Ama ordu yazıcısı antlaşmayı getirip de ataman mührünü basınca, Taras Bulsa en has çelikten yapılma Türk işi yatağanını çekti; dizinin üstünde bir vuruşta ikiye böldükten sonra bir parçasını bir yana, öbür parçasını bir yana fırlattı.

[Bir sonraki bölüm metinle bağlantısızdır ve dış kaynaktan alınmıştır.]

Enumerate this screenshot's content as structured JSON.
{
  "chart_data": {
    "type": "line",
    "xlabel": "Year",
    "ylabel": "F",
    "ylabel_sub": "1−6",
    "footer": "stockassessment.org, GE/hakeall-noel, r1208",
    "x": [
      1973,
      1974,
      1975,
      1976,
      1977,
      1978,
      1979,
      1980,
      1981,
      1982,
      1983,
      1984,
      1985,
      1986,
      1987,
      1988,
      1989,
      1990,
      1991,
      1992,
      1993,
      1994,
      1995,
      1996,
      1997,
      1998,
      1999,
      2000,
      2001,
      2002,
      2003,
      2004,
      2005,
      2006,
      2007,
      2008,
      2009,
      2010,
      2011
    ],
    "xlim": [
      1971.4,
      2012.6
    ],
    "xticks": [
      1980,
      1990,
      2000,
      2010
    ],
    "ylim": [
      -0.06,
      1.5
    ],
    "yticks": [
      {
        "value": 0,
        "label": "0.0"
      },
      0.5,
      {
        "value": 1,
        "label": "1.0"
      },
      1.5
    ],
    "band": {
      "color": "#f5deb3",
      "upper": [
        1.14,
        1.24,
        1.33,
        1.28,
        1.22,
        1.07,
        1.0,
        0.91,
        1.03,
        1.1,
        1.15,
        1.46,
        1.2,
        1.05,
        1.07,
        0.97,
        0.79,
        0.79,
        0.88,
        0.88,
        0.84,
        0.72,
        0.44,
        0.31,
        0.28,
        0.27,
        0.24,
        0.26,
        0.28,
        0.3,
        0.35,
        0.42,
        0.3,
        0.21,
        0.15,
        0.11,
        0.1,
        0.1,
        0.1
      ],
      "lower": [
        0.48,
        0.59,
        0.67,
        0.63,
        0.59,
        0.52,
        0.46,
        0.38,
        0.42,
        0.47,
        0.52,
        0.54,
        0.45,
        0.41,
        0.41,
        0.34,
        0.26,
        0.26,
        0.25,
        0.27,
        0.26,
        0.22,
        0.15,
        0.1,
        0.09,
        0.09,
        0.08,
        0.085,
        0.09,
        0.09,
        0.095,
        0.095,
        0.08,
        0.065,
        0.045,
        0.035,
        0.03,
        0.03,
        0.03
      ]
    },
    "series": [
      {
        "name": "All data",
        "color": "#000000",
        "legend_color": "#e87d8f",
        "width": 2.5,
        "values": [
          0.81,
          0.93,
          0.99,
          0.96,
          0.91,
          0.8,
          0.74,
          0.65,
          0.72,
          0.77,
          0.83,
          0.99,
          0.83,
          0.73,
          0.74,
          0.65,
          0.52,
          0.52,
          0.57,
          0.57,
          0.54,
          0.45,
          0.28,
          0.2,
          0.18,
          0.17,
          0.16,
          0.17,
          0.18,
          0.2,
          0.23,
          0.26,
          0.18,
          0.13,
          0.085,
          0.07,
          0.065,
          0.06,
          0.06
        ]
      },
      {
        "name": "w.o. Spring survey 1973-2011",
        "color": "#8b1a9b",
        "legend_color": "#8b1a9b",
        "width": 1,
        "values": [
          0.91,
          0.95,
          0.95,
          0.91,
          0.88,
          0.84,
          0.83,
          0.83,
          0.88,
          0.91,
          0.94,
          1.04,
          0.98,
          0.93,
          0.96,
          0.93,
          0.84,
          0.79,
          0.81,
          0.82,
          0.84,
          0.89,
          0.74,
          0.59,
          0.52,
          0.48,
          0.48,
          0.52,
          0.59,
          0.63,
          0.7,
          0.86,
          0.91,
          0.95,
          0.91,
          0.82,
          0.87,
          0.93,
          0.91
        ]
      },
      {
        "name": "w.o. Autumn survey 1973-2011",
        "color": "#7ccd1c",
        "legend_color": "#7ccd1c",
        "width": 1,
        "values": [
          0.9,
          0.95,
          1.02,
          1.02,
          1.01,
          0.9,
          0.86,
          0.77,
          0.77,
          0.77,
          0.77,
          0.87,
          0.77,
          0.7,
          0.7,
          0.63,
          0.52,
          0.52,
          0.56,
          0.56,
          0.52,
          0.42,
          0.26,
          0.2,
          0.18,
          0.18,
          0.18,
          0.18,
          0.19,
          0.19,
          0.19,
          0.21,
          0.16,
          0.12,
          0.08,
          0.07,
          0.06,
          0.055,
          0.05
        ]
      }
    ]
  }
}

- Elveda, dostlarım! Bu kılıcın parçaları nasıl birleştirilip yeniden kılıç yapılamazsa, biz de sizinle artık bir araya gelemeyiz. Size söyleyeceğim son sözleri kulaklarınızı açıp iyi dinleyin!
Perde perde yükselen sesi oradakilerin üzerinde büyük bir etki uyandırmıştı. Taras Bulba'yı büyülenmiş gibi dinliyorlardı.
- Sanıyor musunuz, artık barışa, dinginliğe kavuştunuz? Sanıyor musunuz, ülkenizde artık özgür yaşayacaksınız? Gafiller!.. Hey, ataman, sen düşmanının, derini yüzüp içine darı kepeği doldurduktan sonra panapır panayır dolaştıracağını bilmiyor musun? Siz, albaylar, eğer diri diri kazanlara atılıp kuzu kızartılır gibi kızartılmasanız bile rutubetli zindanlarda çürüyeceğinizden haberiniz var mı?
Kendi alayının askerlerine döndü:
- Arkadaşlarım! Aranızda karılarının eteği dibinde, ocak başlarında miskin miskin ölmek, meyhane köşelerinde ömür tüketmek isteyen varsa, burada Katolik papazlarına kulluk etmek isteyenler varsa, atamanla kalsınlar! Ama Kazaklık onurunu unutmayıp bütün kardeşleriyle birlikte kucak kucağa ölüme atılacaklar varsa gelsinler benimle!
Alayın bütün erleri;
- Seninleyiz, ağa, seninle geliyoruz! diye bağırdılar.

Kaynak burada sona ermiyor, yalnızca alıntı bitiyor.